En las alturas de los Andes y los valles profundos de Bolivia, las mujeres han tejido no solo telas de colores vivos, sino también los hilos de una historia política marcada por la resistencia y la transformación. No es casualidad que en un país de revoluciones y luchas, ellas hayan sido las voces silenciadas que, al alzarse, cambiaron el rumbo de la nación.
Desde las «mujeres de pollera» que marcharon en 1952 exigiendo justicia social, hasta las esposas de mineros que enfrentaron tanques con hambre y dignidad en los oscuros años de dictadura, la mujer boliviana ha demostrado que el poder no siempre viste de traje ni se sienta en oficinas. Domitila Barrios de Chungara, con su palabra afilada y su coraje, nos enseñó que la política no es solo de elites, sino de quienes cargan el peso de la tierra en sus espaldas.

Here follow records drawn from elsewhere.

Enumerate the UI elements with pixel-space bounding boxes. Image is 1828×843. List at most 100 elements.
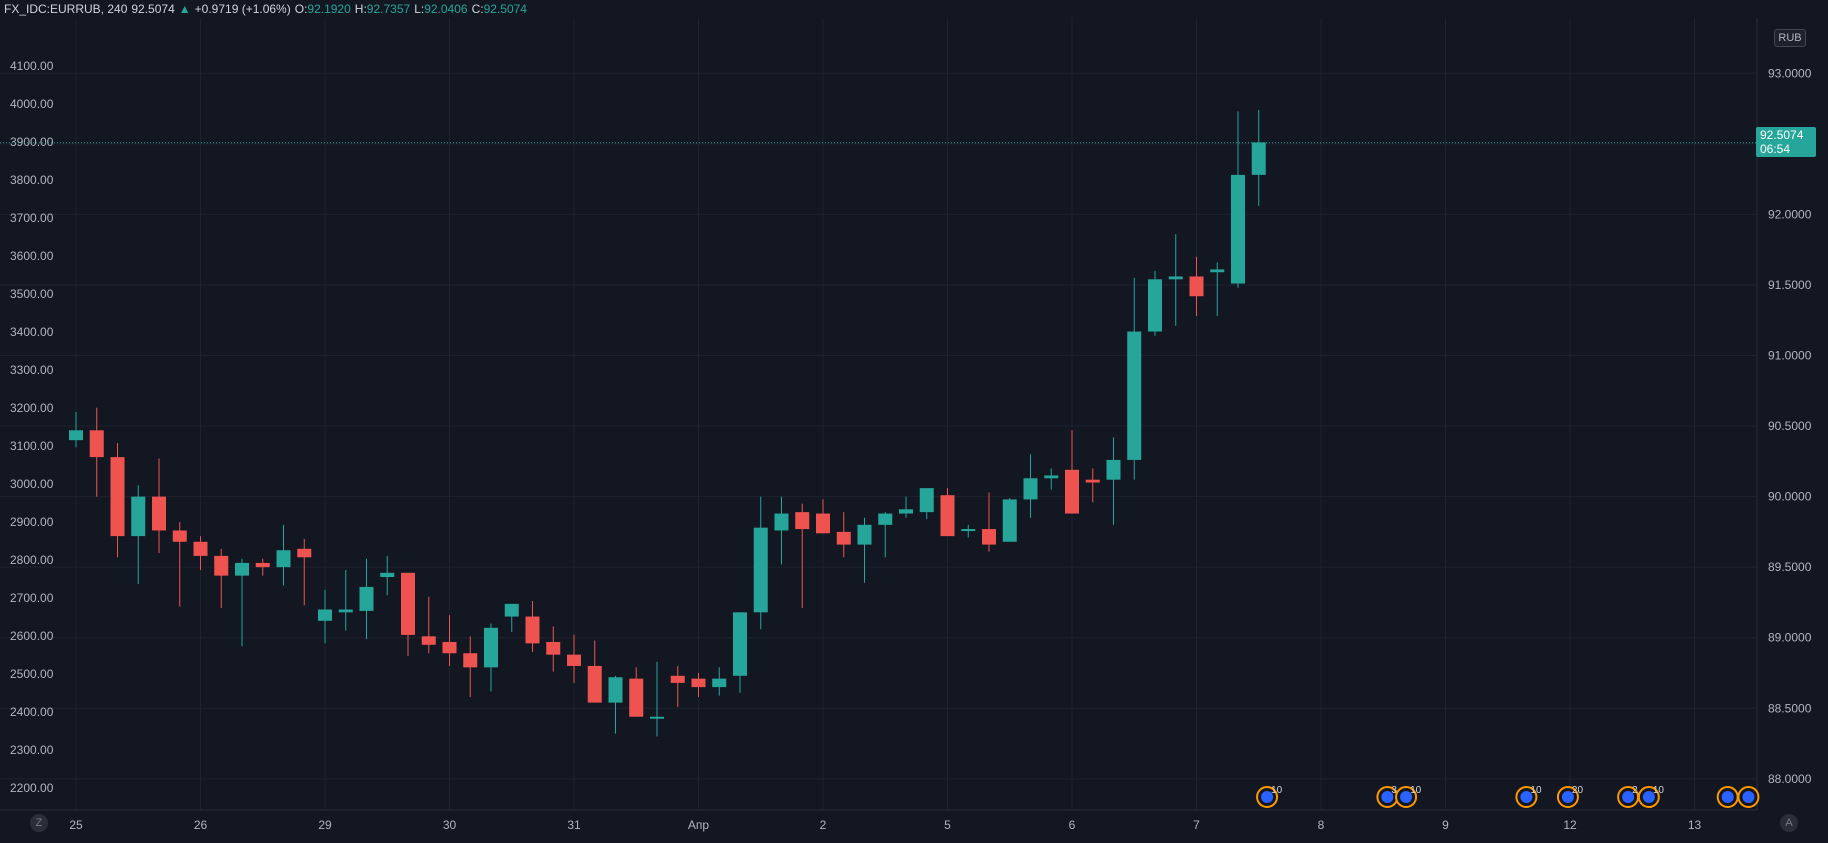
candle-body [1085,479,1100,483]
candle [982,492,996,552]
candle-body [567,654,581,666]
candle-body [608,677,623,703]
candle-body [650,716,664,719]
candle [359,558,374,640]
candle [131,485,146,585]
candle [857,517,872,583]
candle-body [421,636,436,645]
left-axis-tick-label: 4000.00 [10,97,54,111]
right-axis-tick-label: 88.5000 [1768,701,1812,715]
right-axis-tick-label: 91.5000 [1768,278,1812,292]
event-flag-icon [1642,791,1655,803]
candle-body [110,457,125,537]
time-axis-tick-label: 9 [1442,818,1449,832]
left-axis-tick-label: 3400.00 [10,325,54,339]
event-flag-icon [1261,791,1274,803]
event-count: 3 [1391,785,1397,796]
candle-body [1148,279,1162,332]
candle-body [961,529,976,532]
candle [525,601,540,652]
high-label: H: [354,2,367,16]
candle-body [276,550,291,568]
candle-body [795,512,810,530]
event-markers[interactable]: 10 3 10 10 20 2 10 [1256,785,1760,808]
change-arrow-icon: ▲ [178,2,191,16]
event-flag-icon [1622,791,1635,803]
symbol-name[interactable]: FX_IDC:EURRUB, 240 [4,2,128,16]
right-axis-tick-label: 92.0000 [1768,207,1812,221]
candle [380,555,395,596]
candle [961,524,976,538]
low-value: 92.0406 [424,2,468,16]
low-label: L: [414,2,425,16]
candle [1168,234,1183,326]
currency-badge[interactable]: RUB [1774,29,1806,47]
candle-body [380,572,395,578]
candle [1189,256,1204,316]
candle [608,675,623,734]
zoom-corner-button[interactable]: Z [30,814,48,832]
candle-body [152,496,166,531]
event-count: 10 [1653,785,1665,796]
right-axis-tick-label: 93.0000 [1768,66,1812,80]
event-marker[interactable] [1716,786,1739,808]
candle-body [235,562,249,576]
candle-body [442,641,457,654]
candle-body [753,527,768,613]
candle [919,488,934,520]
event-marker[interactable]: 10 [1637,785,1665,808]
left-axis-tick-label: 2800.00 [10,553,54,567]
event-marker[interactable]: 2 [1617,785,1640,808]
high-value: 92.7357 [366,2,411,16]
time-axis-tick-label: 12 [1563,818,1577,832]
auto-scale-button[interactable]: A [1780,814,1798,832]
candle-body [1106,459,1121,480]
right-axis-tick-label: 88.0000 [1768,772,1812,786]
event-marker[interactable]: 20 [1556,785,1584,808]
candle [442,615,457,666]
candle [110,442,125,558]
candle [1106,437,1121,525]
right-axis-tick-label: 90.0000 [1768,490,1812,504]
candle-body [525,616,540,644]
candle [816,499,830,534]
candle [629,667,644,717]
candle [1065,430,1079,514]
time-axis[interactable]: 25 26 29 30 31 Апр 2 5 6 7 8 9 12 13 [69,818,1701,832]
time-axis-tick-label: 13 [1688,818,1702,832]
candle-body [359,586,374,611]
left-axis-tick-label: 3600.00 [10,249,54,263]
right-price-axis[interactable]: 93.000092.500092.000091.500091.000090.50… [1768,66,1812,786]
candle-body [1189,276,1204,297]
candle [1044,468,1059,490]
time-axis-tick-label: 8 [1318,818,1325,832]
candle [463,636,478,697]
candle-body [504,603,519,617]
event-marker[interactable]: 3 [1376,785,1399,808]
event-marker[interactable]: 10 [1256,785,1283,808]
time-axis-tick-label: 6 [1069,818,1076,832]
left-axis-tick-label: 3200.00 [10,401,54,415]
left-axis-tick-label: 2500.00 [10,667,54,681]
change-value: +0.9719 (+1.06%) [194,2,291,16]
event-marker[interactable]: 10 [1515,785,1542,808]
event-flag-icon [1381,791,1394,803]
event-count: 10 [1410,785,1422,796]
candle [1148,270,1162,336]
candle [670,665,685,707]
candle [774,496,789,565]
candle-body [733,612,747,676]
left-axis-tick-label: 3500.00 [10,287,54,301]
candles [69,109,1266,737]
candle-body [712,678,727,688]
candle [587,640,602,703]
candle [878,512,893,558]
right-axis-tick-label: 90.5000 [1768,419,1812,433]
event-marker[interactable] [1737,786,1760,808]
left-price-axis[interactable]: 4100.00 4000.00 3900.00 3800.00 3700.00 3600.… [10,59,54,795]
candle-body [587,665,602,703]
event-marker[interactable]: 10 [1395,785,1422,808]
left-axis-tick-label: 3900.00 [10,135,54,149]
close-label: C: [471,2,484,16]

Hoy, Bolivia ostenta una Asamblea Legislativa donde las mujeres ocupan casi la mitad de los escaños, un reflejo de la paridad que la Constitución de 2009 consagró, pero que ellas ganaron con siglos de lucha. Sin embargo, las líderes indígenas encarnan una nueva generación que no solo reclama un asiento en la mesa, sino que redefine las reglas del juego. Incluso en la tormenta política de 2019, Jeanine Áñez, con sus contradicciones, mostró que las mujeres pueden tomar el timón en medio del caos.
El aporte político de la mujer boliviana no se mide solo en votos o cargos, sino en su capacidad de tejer puentes entre lo ancestral y lo moderno, entre la lucha colectiva y la visión de un Estado plurinacional. Son ellas quienes han dado rostro humano a la política, recordándonos que el poder, como la vida, florece donde hay resistencia y esperanza. En este 8 de marzo, celebrarlas es reconocer que Bolivia no sería lo que es sin sus manos firmes y sus voces indomables.